Your waist measurement is a key factor when evaluating overall health.  According to the National Heart, Lung, and Blood Institute carrying fat at your waist rather than your hips could put you at higher risk for heart disease and type 2 diabetes.  If you are measuring weight loss progress through the scale it may move slowly, or even go up, but if your waist size is decreasing you are making great strides to improving your overall health.

For tips on how to take a proper waist measurement and calculating Hip-Waist ratio check out this article at superskinnyme.com.

Body fat percentage

Those with higher body fat percentages run a higher risk of heart disease, high blood pressure, joint issues, type 2 diabetes, stroke and a range of other health related issues. For women it indicates a higher risk for breast cancer.  If your percentage is outside of the healthy range it’s a good indication that it’s time to get it in check.

The Washington Post published an article citing a study from the Annals of Internal Medicine that individuals with a higher body fat percentage face an increased mortality risk even if their weight is within normal range.

There are multiple ways to measure your body fat percentage.  You can use a skin fold caliper, body measurements, hydrostatic weighing and bioelectric impedance to name a few.  There are pros and cons to each method. To offset in inaccuracy just make sure you compare apples to apples by picking one method and sticking to it. For more detailed information on measuring body fat percentage check out this article on Built Lean.
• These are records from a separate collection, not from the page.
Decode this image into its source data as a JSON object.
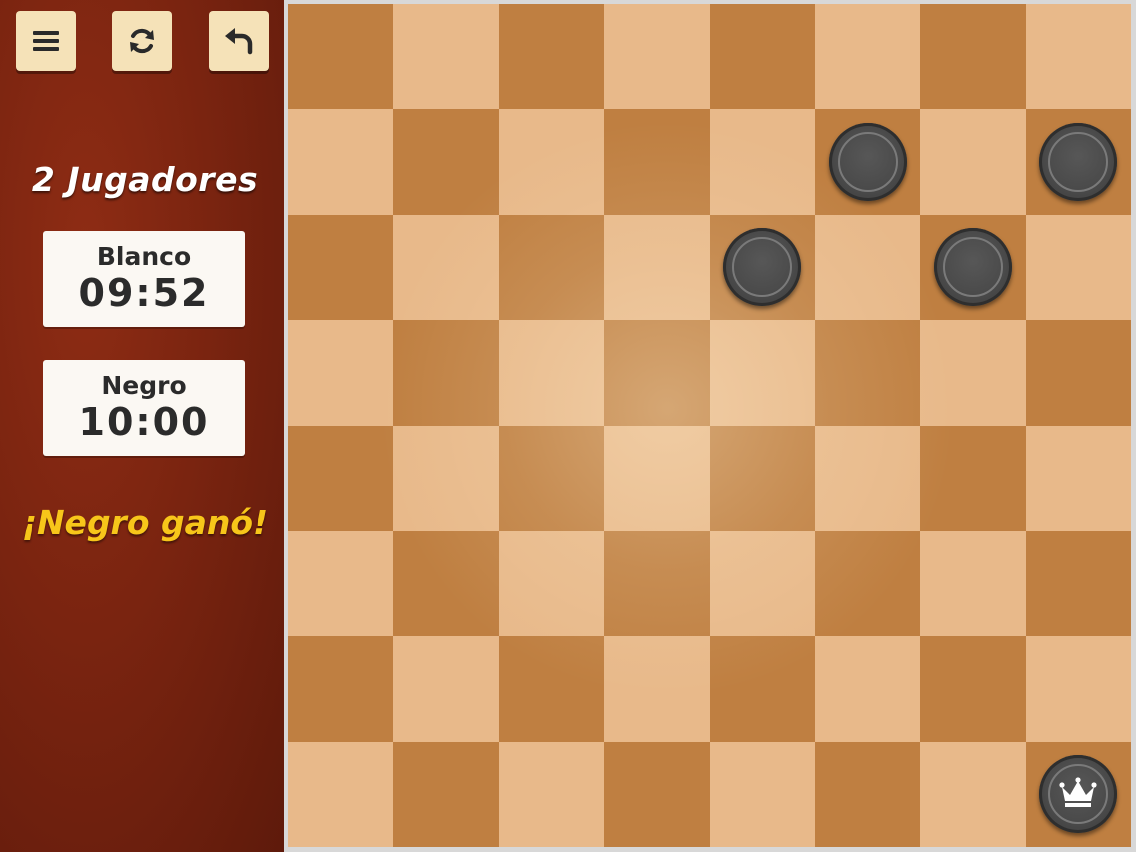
{
  "toolbar": {
    "menu_icon": "hamburger-menu-icon",
    "restart_icon": "refresh-icon",
    "undo_icon": "undo-arrow-icon"
  },
  "mode_title": "2 Jugadores",
  "clocks": [
    {
      "player": "Blanco",
      "time": "09:52"
    },
    {
      "player": "Negro",
      "time": "10:00"
    }
  ],
  "status_text": "¡Negro ganó!",
  "colors": {
    "sidebar": "#7a2410",
    "button_bg": "#f5e2b8",
    "status": "#f7c61a",
    "light_square": "#e8b98a",
    "dark_square": "#bf7f41",
    "black_piece": "#4a4a4a"
  },
  "board": {
    "size": 8,
    "pieces": [
      {
        "row": 1,
        "col": 5,
        "color": "black",
        "king": false
      },
      {
        "row": 1,
        "col": 7,
        "color": "black",
        "king": false
      },
      {
        "row": 2,
        "col": 4,
        "color": "black",
        "king": false
      },
      {
        "row": 2,
        "col": 6,
        "color": "black",
        "king": false
      },
      {
        "row": 7,
        "col": 7,
        "color": "black",
        "king": true
      }
    ]
  }
}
Strength and Endurance Increase

Set a goal for a physical activity so that you can measure increase in strength and endurance.   Goals like running a mile without stopping or doing ten or twenty consecutive push-ups will help to increase your lean muscle mass and cardio-vascular endurance

If you are looking for help on how to perform strength training exercises I recommend bodybuilding.com.  You can look up work out plans for different muscle groups and watch videos on how to properly perform different exercises.

How Your Clothes Fit

Measuring weight loss progress doesn’t always require that you have as scale on hand.  Let your closet be your guide.  If you are buying smaller sizes because your current clothes are getting looser something is changing.

How You Feel

If you feel great and you can do the things you want to do you can have the extraordinarily life of your dreams.  You don’t need keep measuring weight loss progress when you true goal is living a better life.  Even if the scale never moves. If you feel better you are getting your life back! That feeling will do more to build lifelong happiness than spending money on a smaller jean size could ever do.